PUC-PR Saúde - Pontifícia Universidade Católica do Paraná — Prova 2020

Enunciado

Valentina, 25 anos, sem comorbidades, procura consulta médica por apresentar quadro de astenia e palidez com evolução há alguns meses. Possui um hábito alimentar irregular, com dieta rica em carboidratos e produtos industrializados. Refere que possui ciclos menstruais regulares e nega sangramentos excessivos. Seu Hemograma revela uma Hemoglobina de 8,1g/dl, VG de 25%, VCM de 70fL, HCM de 22,6pg, CHCM de 31,9g/dl e RDW de 15,5%, Ferritina de 8ng/ml. Das opções a seguir, a investigação mais adequada para essa paciente é

Alternativas

  1. A) solicitar eletroforese de hemoglobinas.
  2. B) investigar perda de sangue pelo trato gastrointestinal, sendo o exame de escolha a pesquisa de sangue oculto nas fezes.
  3. C) indicar investigação complementar caso a paciente não apresente melhora após 3 meses de terapia com reposição de ferro.
  4. D) solicitar tomografia de abdome para rastreio de câncer colorretal.
  5. E) investigar doença celíaca.

Pérola Clínica

Anemia ferropriva refratária/sem causa óbvia → investigar má absorção (ex: Doença Celíaca).

Resumo-Chave

A paciente apresenta anemia microcítica e hipocrômica com ferritina muito baixa, confirmando anemia ferropriva. Apesar da dieta irregular, a ausência de sangramentos excessivos e a idade jovem, sem comorbidades, levantam a suspeita de má absorção de ferro, sendo a doença celíaca uma causa importante a ser investigada neste cenário.

Contexto Educacional

A anemia ferropriva é a deficiência nutricional mais comum no mundo, afetando uma parcela significativa da população, especialmente mulheres em idade fértil. Caracteriza-se pela diminuição dos estoques de ferro no organismo, levando à produção de eritrócitos menores e com menos hemoglobina (anemia microcítica e hipocrômica). Os sintomas incluem astenia, palidez, dispneia e, em casos graves, alterações nas unhas e língua. O diagnóstico laboratorial baseia-se em um hemograma completo que revela hemoglobina baixa, VCM e HCM reduzidos, e um RDW que pode estar aumentado. A ferritina sérica é o marcador mais sensível e específico dos estoques de ferro, estando tipicamente muito baixa na anemia ferropriva. Embora a causa mais comum em mulheres seja a perda sanguínea menstrual excessiva, é crucial investigar outras etiologias, especialmente quando a perda não é evidente ou a dieta é inadequada. Em pacientes jovens, como no caso apresentado, com anemia ferropriva e ferritina muito baixa, sem sangramentos excessivos aparentes, a má absorção intestinal deve ser fortemente considerada. A doença celíaca é uma causa importante de má absorção de ferro, onde a inflamação da mucosa do intestino delgado impede a absorção adequada de nutrientes. A investigação envolve a pesquisa de anticorpos específicos (anti-transglutaminase tecidual IgA, anti-endomísio IgA) e, se positivos, a confirmação por biópsia duodenal. O tratamento da causa subjacente é essencial para a resolução da anemia e prevenção de recorrências, além da reposição de ferro.

Perguntas Frequentes

Quais são os principais achados laboratoriais da anemia ferropriva?

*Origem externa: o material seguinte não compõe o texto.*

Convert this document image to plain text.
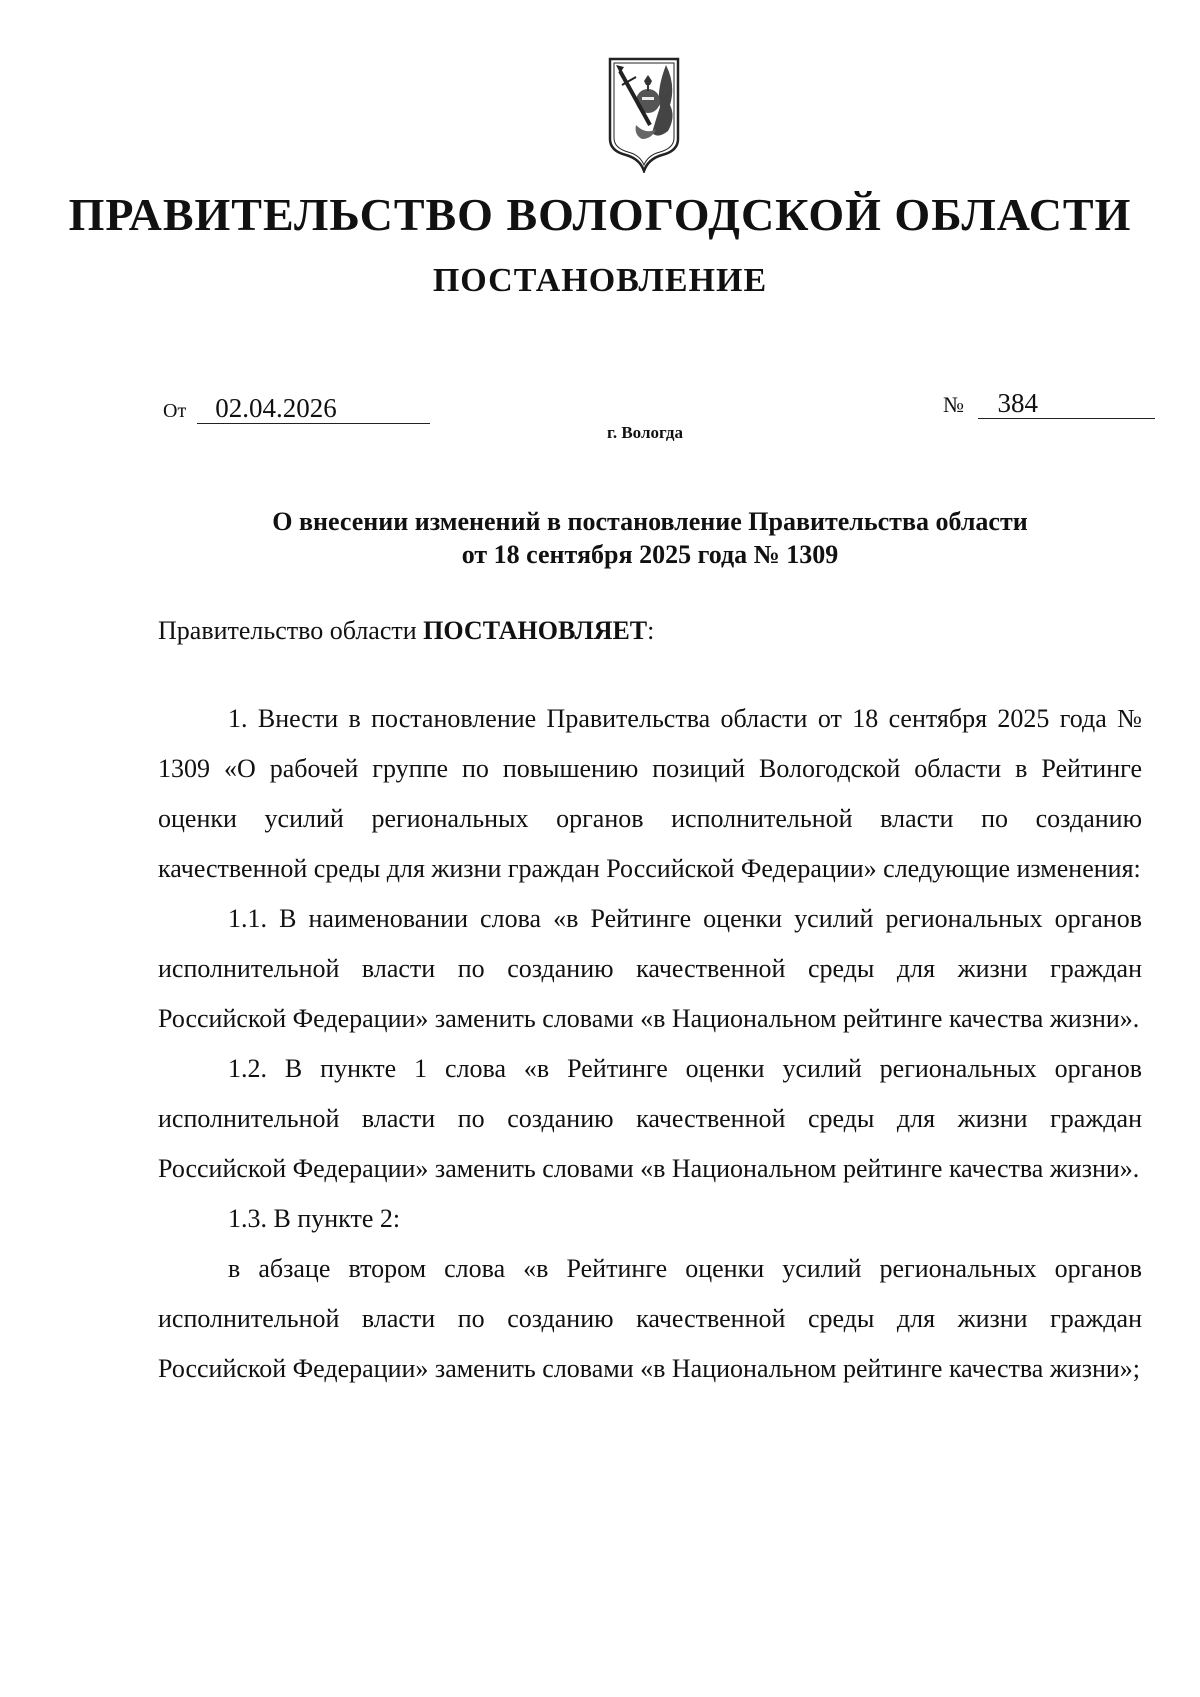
ПРАВИТЕЛЬСТВО ВОЛОГОДСКОЙ ОБЛАСТИ
ПОСТАНОВЛЕНИЕ
От 02.04.2026	№ 384
г. Вологда
О внесении изменений в постановление Правительства области
от 18 сентября 2025 года № 1309
Правительство области ПОСТАНОВЛЯЕТ:

1. Внести в постановление Правительства области от 18 сентября 2025 года № 1309 «О рабочей группе по повышению позиций Вологодской области в Рейтинге оценки усилий региональных органов исполнительной власти по созданию качественной среды для жизни граждан Российской Федерации» следующие изменения:

1.1. В наименовании слова «в Рейтинге оценки усилий региональных органов исполнительной власти по созданию качественной среды для жизни граждан Российской Федерации» заменить словами «в Национальном рейтинге качества жизни».

1.2. В пункте 1 слова «в Рейтинге оценки усилий региональных органов исполнительной власти по созданию качественной среды для жизни граждан Российской Федерации» заменить словами «в Национальном рейтинге качества жизни».

1.3. В пункте 2:

в абзаце втором слова «в Рейтинге оценки усилий региональных органов исполнительной власти по созданию качественной среды для жизни граждан Российской Федерации» заменить словами «в Национальном рейтинге качества жизни»;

A anemia ferropriva é caracterizada por hemoglobina baixa, VCM e HCM diminuídos (anemia microcítica e hipocrômica), e ferritina sérica muito baixa, que é o melhor indicador dos estoques de ferro.

Por que investigar doença celíaca em caso de anemia ferropriva?

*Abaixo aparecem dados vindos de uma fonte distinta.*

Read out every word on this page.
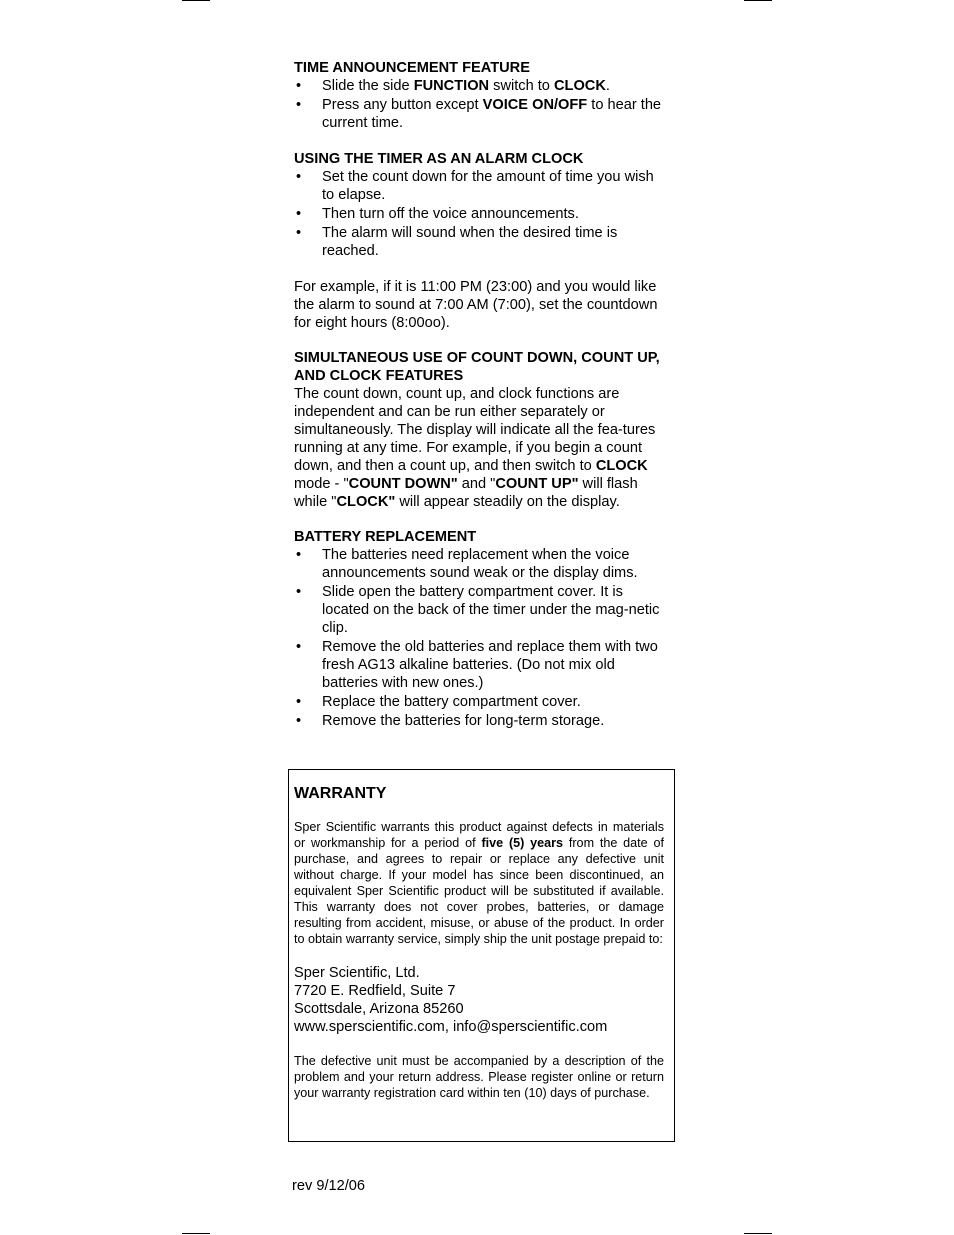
TIME ANNOUNCEMENT FEATURE
• Slide the side FUNCTION switch to CLOCK.
• Press any button except VOICE ON/OFF to hear the current time.
USING THE TIMER AS AN ALARM CLOCK
• Set the count down for the amount of time you wish to elapse.
• Then turn off the voice announcements.
• The alarm will sound when the desired time is reached.

For example, if it is 11:00 PM (23:00) and you would like the alarm to sound at 7:00 AM (7:00), set the countdown for eight hours (8:00oo).

SIMULTANEOUS USE OF COUNT DOWN, COUNT UP, AND CLOCK FEATURES

The count down, count up, and clock functions are independent and can be run either separately or simultaneously. The display will indicate all the fea-tures running at any time. For example, if you begin a count down, and then a count up, and then switch to CLOCK mode - "COUNT DOWN" and "COUNT UP" will flash while "CLOCK" will appear steadily on the display.

BATTERY REPLACEMENT
• The batteries need replacement when the voice announcements sound weak or the display dims.
• Slide open the battery compartment cover. It is located on the back of the timer under the mag-netic clip.
• Remove the old batteries and replace them with two fresh AG13 alkaline batteries. (Do not mix old batteries with new ones.)
• Replace the battery compartment cover.
• Remove the batteries for long-term storage.
WARRANTY

Sper Scientific warrants this product against defects in materials or workmanship for a period of five (5) years from the date of purchase, and agrees to repair or replace any defective unit without charge. If your model has since been discontinued, an equivalent Sper Scientific product will be substituted if available. This warranty does not cover probes, batteries, or damage resulting from accident, misuse, or abuse of the product. In order to obtain warranty service, simply ship the unit postage prepaid to:

Sper Scientific, Ltd.
7720 E. Redfield, Suite 7
Scottsdale, Arizona 85260
www.sperscientific.com, info@sperscientific.com

The defective unit must be accompanied by a description of the problem and your return address. Please register online or return your warranty registration card within ten (10) days of purchase.

rev 9/12/06
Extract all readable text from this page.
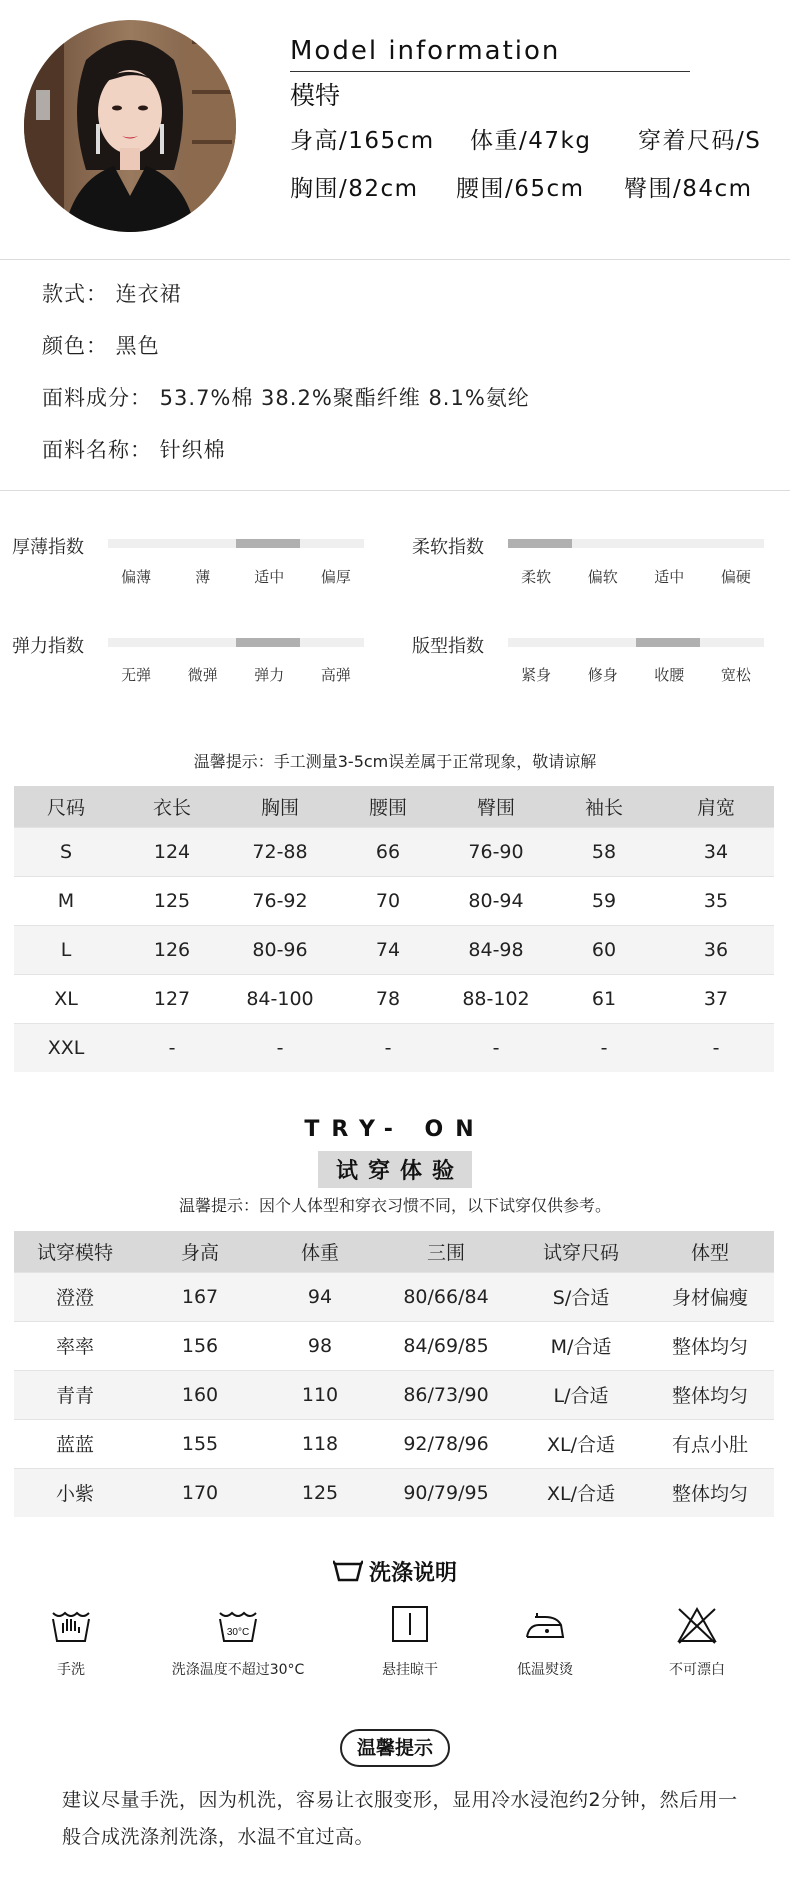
Model information
模特
身高/165cm 体重/47kg 穿着尺码/S
胸围/82cm 腰围/65cm 臀围/84cm
款式： 连衣裙
颜色： 黑色
面料成分： 53.7%棉 38.2%聚酯纤维 8.1%氨纶
面料名称： 针织棉
厚薄指数
偏薄	薄	适中	偏厚
柔软指数
柔软	偏软	适中	偏硬
弹力指数
无弹	微弹	弹力	高弹
版型指数
紧身	修身	收腰	宽松
温馨提示：手工测量3-5cm误差属于正常现象，敬请谅解
尺码	衣长	胸围	腰围	臀围	袖长	肩宽
S	124	72-88	66	76-90	58	34
M	125	76-92	70	80-94	59	35
L	126	80-96	74	84-98	60	36
XL	127	84-100	78	88-102	61	37
XXL	-	-	-	-	-	-
TRY- ON
试穿体验
温馨提示：因个人体型和穿衣习惯不同，以下试穿仅供参考。
试穿模特	身高	体重	三围	试穿尺码	体型
澄澄	167	94	80/66/84	S/合适	身材偏瘦
率率	156	98	84/69/85	M/合适	整体均匀
青青	160	110	86/73/90	L/合适	整体均匀
蓝蓝	155	118	92/78/96	XL/合适	有点小肚
小紫	170	125	90/79/95	XL/合适	整体均匀
洗涤说明
手洗
30°C
洗涤温度不超过30°C	悬挂晾干	低温熨烫	不可漂白
温馨提示
建议尽量手洗，因为机洗，容易让衣服变形，显用冷水浸泡约2分钟，然后用一般合成洗涤剂洗涤，水温不宜过高。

A doença celíaca pode causar má absorção de nutrientes, incluindo o ferro, levando à anemia ferropriva que pode ser refratária à suplementação oral ou sem uma causa de sangramento aparente. É uma causa comum de anemia ferropriva inexplicada.

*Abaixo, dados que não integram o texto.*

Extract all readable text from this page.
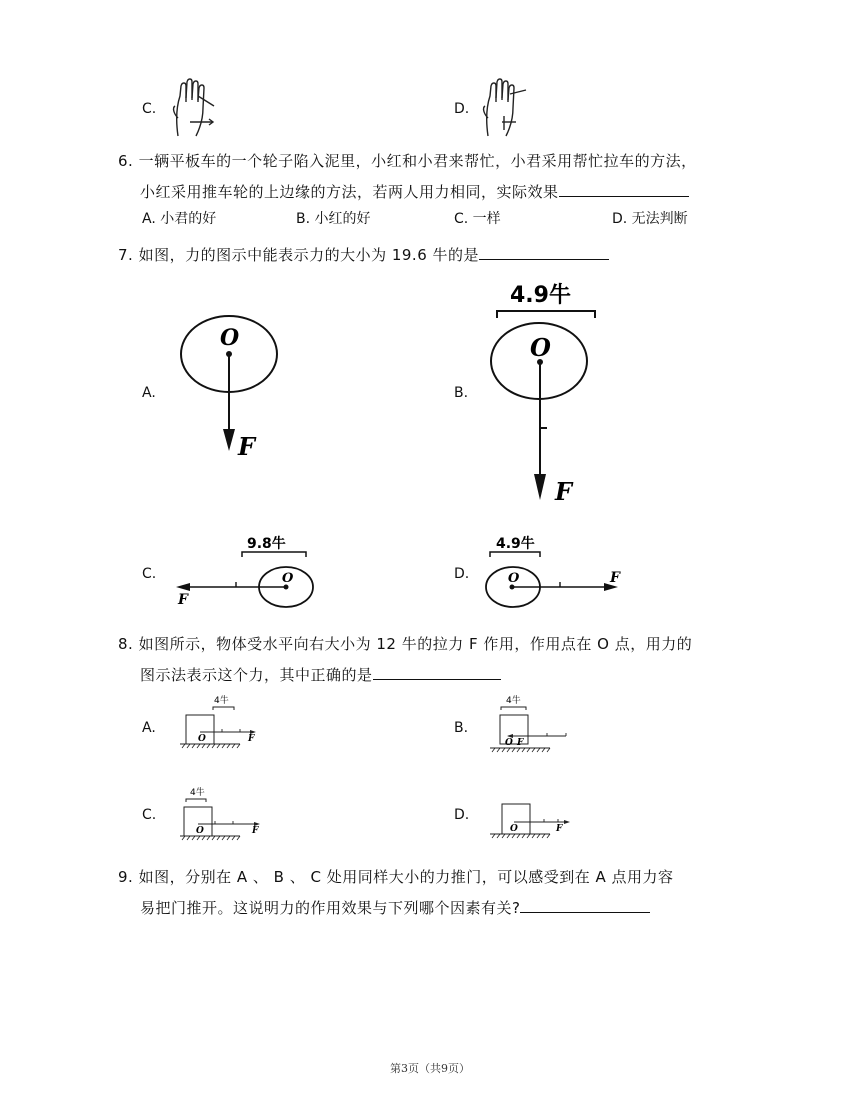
C.	D.
6. 一辆平板车的一个轮子陷入泥里，小红和小君来帮忙，小君采用帮忙拉车的方法，
小红采用推车轮的上边缘的方法，若两人用力相同，实际效果
A. 小君的好	B. 小红的好	C. 一样	D. 无法判断
7. 如图，力的图示中能表示力的大小为 19.6 牛的是
A.
O
F
B.
4.9牛
O
F
C.
9.8牛
O
F
D.
4.9牛
O	F
8. 如图所示，物体受水平向右大小为 12 牛的拉力 F 作用，作用点在 O 点，用力的
图示法表示这个力，其中正确的是
A.
4牛
O	F
B.
4牛
O F
C.
4牛
O	F
D.
O	F
9. 如图，分别在 A 、 B 、 C 处用同样大小的力推门，可以感受到在 A 点用力容
易把门推开。这说明力的作用效果与下列哪个因素有关?
第3页（共9页）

Quando suspeitar de má absorção como causa de anemia ferropriva?

Deve-se suspeitar de má absorção quando a anemia ferropriva ocorre sem perda sanguínea evidente, em pacientes com dieta aparentemente adequada, ou quando há falha na resposta à suplementação oral de ferro, indicando que o ferro não está sendo absorvido corretamente.